After reading Erika’s post over at Dorky Mom Doodles, I almost commented in 700 words, but then I realized, I could reply in my very own blog and hold all my readers hostage instead.
Four kids. Three of my kids could get awards in tidiness avoidance.
Sissy was the tidiest one. Her thing was definitely to put things in a place, just not necessarily consistently in the right place. I’d say crazy things like, “Why don’t we put the jewelry in the jewelry box and tights in the sock drawer? Maybe we don’t want doll clothes in the desk?” Still, she kept the floor clean and made her bed. Shoes all in a row.
She would do clean naughty things, like rearrange the pantry and misplace foods she didn’t care for.
The rest of them, to varying degrees, have been slobby.
Bubba had been tidy. I dunno. He went from being one of those kids who separated his white socks from his dark socks to one of those kids wherein you open his door and your mother comes out of your mouth and you talk about pig sties and drawin bugs and “HOW DO YOU EVEN FIND ANYTHING!?” Many, many times, I helped him clean and organize his room before I decided that he was a good kid, wasn’t in trouble, made the grades, and if he wanted to live in filth, perhaps that was none of my business.
I know, I know, I could’ve made him meet my expectations. I’m sure you’re very disappointed in me.
It was easy to see why he didn’t like to clean his room. He had no attention span, plus, by the time he regretted his mess, it’d be overwhelming. Think Absent-Minded Professor. Natural consequences won out, and he’s not a walking disaster now.
Now, Bubba comes home to visit and complains about his sisters. This boy one who peed all over their bathroom as a kid is now rather irritated by straightening irons and wet washcloths.
In Sassy’s defense, her room is crowded. Her room is taken up by larger furniture with AMPLE STORAGE. In teenager, ‘ample storage’ translates to ‘unseen’ and is therefore threatening to one’s sense of self-expression. To truly be loved, all the belongings of Sassy must be visible for worship at all times. We must all walk on the clothes, blankets, and stuffed animals that live in such a wonderland of demonstration. But look out for glasses in the plush zoo, because Sassy’s a cup hoarder like no other. I think it’s a recessive gene from her auntie, who was the same at her age. Let me help you understand: If all the glass tumblers are clean and in the cabinet, there’s not actually room for them. Usually the shelf is empty by half.
Sassy’s too busy to clean, so generally it’s “You can’t go until your room is clean.”
Again, I can’t complain, she’s a good kid who makes the grades and stays out of trouble. So she lives like a messy vampire with a stuffie fetish and an insatiable thirst for swate tay, whaddya gonna do?
Moo is basically Sarah Cynthia Sylvia Stout. Even when she ‘cleans’ her room, it’s not clean and it often has a smell. “How wet was that towel when it died on the floor?” “Did a cat puke in here?” “Phew! Is this a nail salon?” Moo’s usual methods for clean room avoidance are “It’s not that bad,” and “I have homework.” Actually, Moo uses homework as an excuse to try to get out of everything… and she goes to bed first, like, willingly, even though she knows the towels in the dryer are hers to fold… and there’s still a basket of jeans outside her door…

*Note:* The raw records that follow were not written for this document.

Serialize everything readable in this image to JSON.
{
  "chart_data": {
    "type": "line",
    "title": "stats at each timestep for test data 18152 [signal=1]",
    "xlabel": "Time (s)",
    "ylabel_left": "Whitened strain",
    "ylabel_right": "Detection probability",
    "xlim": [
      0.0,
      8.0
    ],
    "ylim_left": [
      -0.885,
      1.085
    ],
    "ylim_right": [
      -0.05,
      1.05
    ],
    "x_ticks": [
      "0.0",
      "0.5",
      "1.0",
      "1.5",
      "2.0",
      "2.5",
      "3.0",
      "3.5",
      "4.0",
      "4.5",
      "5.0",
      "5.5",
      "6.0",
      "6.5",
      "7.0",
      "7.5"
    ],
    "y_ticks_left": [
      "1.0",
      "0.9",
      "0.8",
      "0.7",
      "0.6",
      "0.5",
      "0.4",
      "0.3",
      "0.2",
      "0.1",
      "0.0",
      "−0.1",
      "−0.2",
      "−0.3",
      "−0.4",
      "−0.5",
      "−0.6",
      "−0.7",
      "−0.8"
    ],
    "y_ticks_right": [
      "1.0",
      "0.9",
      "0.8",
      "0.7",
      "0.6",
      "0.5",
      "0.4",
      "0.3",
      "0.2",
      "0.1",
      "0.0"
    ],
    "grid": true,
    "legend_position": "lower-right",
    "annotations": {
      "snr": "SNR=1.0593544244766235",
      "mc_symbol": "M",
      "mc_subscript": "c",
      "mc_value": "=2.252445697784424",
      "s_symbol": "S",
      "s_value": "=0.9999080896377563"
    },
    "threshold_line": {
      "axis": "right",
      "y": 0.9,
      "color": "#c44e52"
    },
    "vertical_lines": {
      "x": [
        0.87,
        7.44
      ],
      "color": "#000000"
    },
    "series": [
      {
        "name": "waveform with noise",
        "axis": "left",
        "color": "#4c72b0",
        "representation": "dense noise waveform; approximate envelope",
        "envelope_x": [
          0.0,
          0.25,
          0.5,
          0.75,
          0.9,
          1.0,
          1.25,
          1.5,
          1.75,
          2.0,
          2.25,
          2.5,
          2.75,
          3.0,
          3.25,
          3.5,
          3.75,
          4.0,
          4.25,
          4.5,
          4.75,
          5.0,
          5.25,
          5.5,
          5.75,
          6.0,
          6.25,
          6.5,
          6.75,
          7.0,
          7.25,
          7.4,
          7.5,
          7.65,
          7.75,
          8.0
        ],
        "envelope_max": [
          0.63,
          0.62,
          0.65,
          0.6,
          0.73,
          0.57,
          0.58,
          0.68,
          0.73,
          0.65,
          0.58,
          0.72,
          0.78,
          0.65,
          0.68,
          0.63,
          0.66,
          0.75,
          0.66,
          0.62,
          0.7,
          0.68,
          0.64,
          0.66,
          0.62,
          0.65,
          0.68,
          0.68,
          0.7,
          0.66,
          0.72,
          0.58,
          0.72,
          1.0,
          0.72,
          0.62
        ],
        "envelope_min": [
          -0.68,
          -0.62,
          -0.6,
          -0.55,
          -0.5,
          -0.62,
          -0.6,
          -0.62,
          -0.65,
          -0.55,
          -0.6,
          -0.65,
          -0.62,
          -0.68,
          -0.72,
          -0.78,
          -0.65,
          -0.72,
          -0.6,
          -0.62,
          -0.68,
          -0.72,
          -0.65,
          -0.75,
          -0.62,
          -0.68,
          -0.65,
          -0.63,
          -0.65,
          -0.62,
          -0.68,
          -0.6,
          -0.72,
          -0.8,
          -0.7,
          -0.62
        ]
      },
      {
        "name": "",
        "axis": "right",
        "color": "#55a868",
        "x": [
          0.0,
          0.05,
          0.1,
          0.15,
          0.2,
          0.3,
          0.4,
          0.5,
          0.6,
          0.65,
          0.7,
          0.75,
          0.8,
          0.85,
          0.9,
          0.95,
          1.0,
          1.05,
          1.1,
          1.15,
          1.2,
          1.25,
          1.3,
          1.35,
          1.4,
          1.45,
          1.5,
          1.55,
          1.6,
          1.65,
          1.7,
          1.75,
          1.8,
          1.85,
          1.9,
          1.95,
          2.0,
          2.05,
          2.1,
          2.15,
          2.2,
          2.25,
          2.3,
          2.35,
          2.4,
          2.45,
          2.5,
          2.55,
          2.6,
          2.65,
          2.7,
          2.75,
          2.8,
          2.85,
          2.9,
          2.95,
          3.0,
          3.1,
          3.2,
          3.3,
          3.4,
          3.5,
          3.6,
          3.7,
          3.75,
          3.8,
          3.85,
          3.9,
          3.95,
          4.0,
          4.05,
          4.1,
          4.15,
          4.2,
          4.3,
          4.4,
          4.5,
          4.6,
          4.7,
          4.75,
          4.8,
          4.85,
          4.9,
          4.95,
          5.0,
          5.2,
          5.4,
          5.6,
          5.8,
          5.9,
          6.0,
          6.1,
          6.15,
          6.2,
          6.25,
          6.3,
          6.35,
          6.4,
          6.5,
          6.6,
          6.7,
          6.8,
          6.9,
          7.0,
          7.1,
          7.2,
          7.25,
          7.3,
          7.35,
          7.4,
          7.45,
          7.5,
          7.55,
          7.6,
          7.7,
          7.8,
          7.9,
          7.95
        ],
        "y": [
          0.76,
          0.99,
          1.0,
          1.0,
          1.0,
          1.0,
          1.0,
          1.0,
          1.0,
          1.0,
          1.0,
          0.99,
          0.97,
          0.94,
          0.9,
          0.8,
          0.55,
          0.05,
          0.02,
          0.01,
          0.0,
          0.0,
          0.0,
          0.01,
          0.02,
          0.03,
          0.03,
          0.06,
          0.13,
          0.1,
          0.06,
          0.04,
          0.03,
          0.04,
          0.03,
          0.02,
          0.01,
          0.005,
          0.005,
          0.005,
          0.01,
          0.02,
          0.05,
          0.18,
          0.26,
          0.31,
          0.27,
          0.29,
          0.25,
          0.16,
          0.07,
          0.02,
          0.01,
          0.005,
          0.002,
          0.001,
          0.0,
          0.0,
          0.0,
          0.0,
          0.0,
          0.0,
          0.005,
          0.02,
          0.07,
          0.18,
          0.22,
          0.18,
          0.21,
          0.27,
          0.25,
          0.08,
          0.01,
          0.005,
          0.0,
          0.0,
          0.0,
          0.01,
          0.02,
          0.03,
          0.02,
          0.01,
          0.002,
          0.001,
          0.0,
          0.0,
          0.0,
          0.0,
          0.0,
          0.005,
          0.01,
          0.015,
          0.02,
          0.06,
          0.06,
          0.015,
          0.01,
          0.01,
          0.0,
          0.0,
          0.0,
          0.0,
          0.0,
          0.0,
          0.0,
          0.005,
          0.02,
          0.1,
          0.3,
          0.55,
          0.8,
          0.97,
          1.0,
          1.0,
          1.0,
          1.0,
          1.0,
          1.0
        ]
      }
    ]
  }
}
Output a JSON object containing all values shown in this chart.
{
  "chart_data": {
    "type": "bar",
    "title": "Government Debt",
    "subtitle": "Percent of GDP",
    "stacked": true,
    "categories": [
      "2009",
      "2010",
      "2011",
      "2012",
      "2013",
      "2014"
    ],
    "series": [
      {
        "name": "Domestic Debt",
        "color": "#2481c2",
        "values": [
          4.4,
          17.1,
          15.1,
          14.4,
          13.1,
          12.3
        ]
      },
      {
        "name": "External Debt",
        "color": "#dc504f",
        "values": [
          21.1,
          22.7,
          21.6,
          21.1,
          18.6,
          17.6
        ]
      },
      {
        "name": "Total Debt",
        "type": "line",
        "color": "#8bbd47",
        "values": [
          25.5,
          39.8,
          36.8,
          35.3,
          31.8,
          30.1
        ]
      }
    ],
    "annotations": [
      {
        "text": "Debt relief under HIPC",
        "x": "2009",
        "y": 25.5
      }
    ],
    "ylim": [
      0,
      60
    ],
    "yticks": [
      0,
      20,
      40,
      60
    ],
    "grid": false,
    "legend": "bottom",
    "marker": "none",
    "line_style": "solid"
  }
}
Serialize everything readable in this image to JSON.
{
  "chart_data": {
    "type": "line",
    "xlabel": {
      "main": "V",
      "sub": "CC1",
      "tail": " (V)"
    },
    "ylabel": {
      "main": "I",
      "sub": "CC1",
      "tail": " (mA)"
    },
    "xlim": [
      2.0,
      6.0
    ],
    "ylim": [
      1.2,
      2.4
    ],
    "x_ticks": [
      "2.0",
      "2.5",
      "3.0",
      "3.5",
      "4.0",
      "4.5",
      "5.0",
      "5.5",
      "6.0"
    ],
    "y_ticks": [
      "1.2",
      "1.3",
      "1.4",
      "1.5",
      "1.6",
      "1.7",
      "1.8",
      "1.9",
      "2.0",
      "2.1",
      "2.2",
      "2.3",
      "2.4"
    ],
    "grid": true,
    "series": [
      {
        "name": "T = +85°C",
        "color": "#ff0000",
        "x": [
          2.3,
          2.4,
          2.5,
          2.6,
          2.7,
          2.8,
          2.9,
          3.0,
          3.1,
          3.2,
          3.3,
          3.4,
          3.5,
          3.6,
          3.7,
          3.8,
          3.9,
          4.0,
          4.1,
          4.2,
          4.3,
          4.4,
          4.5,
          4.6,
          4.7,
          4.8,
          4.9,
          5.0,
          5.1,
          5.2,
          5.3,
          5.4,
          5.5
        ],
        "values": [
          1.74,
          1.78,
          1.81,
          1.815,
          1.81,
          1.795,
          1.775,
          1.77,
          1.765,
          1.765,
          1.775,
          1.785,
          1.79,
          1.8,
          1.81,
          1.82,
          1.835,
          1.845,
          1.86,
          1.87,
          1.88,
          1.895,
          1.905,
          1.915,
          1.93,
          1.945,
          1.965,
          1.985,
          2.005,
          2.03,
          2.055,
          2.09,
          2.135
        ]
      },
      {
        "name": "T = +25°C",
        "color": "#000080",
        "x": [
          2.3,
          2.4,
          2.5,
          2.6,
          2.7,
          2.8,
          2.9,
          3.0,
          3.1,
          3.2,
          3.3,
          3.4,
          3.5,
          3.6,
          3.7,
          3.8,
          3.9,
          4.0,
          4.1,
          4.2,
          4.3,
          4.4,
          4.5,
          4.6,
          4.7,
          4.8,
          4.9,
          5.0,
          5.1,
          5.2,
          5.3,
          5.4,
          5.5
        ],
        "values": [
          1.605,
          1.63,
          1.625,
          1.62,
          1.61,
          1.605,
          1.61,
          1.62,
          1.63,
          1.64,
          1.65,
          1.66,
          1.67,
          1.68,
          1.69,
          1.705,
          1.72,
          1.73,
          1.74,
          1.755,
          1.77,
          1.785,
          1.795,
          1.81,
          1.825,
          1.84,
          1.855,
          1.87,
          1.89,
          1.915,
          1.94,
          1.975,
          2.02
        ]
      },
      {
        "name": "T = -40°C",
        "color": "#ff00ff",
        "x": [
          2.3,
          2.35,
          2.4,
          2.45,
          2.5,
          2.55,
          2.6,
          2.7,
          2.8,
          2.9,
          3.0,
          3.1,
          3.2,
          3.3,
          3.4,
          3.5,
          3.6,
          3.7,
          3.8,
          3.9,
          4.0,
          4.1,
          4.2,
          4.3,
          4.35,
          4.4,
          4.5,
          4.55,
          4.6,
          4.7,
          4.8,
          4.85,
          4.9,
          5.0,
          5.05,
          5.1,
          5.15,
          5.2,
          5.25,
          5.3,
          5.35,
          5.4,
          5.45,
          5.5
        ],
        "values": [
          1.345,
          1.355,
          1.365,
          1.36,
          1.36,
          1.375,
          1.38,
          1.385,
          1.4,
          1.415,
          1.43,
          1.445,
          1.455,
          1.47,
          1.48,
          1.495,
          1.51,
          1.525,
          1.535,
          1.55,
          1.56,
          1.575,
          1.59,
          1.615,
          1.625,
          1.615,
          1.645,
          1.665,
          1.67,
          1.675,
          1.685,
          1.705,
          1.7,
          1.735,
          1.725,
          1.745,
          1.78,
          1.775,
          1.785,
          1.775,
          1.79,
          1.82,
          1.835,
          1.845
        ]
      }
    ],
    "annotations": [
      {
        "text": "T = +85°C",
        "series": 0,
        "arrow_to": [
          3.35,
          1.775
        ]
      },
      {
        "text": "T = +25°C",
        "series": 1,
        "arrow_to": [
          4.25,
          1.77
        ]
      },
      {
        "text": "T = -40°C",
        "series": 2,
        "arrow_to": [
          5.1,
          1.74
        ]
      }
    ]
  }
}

Moo was the first kid to ask, “If Bubba’s room can be messy, why can’t mine?” This is dangerous territory for parents. I’ve said it before and I’ll say it again: I truly believe Bubba gave Moo lessons in how to make and hide messes. But she’s a good kid, stays out of trouble, eats her broccoli, and makes good grades.
My own room is not dirty or messy. But, if you walk over to my side of the bed, the non-murder-you-can’t-see-it-from-the-doorway side, you may find assorted discarded pajamas on the floor. You will absolutely find ten thousand used kleenexes, a dozen hairbands, and if you look closely enough — maybe crawl around on the floor — you might find the remote I never can.
Rumor has it that I was a slobby kid. I don’t know if that’s true, because my parents are neat freaks. In terms of kids’ rooms cleaner and tidier than my own kid room, I remember only two, The Mister’s and Kiwi’s — and their parents are also neat freaks. Our kids say we are, but they’re wrong, they’re slobby and wrong! They tell us their friends’ rooms are much worse, but we don’t know.
I’d ask you if you’re slobby or accused of being a neat freak, but the truth is, I don’t care, cause you don’t live here. Still, feel free to comment.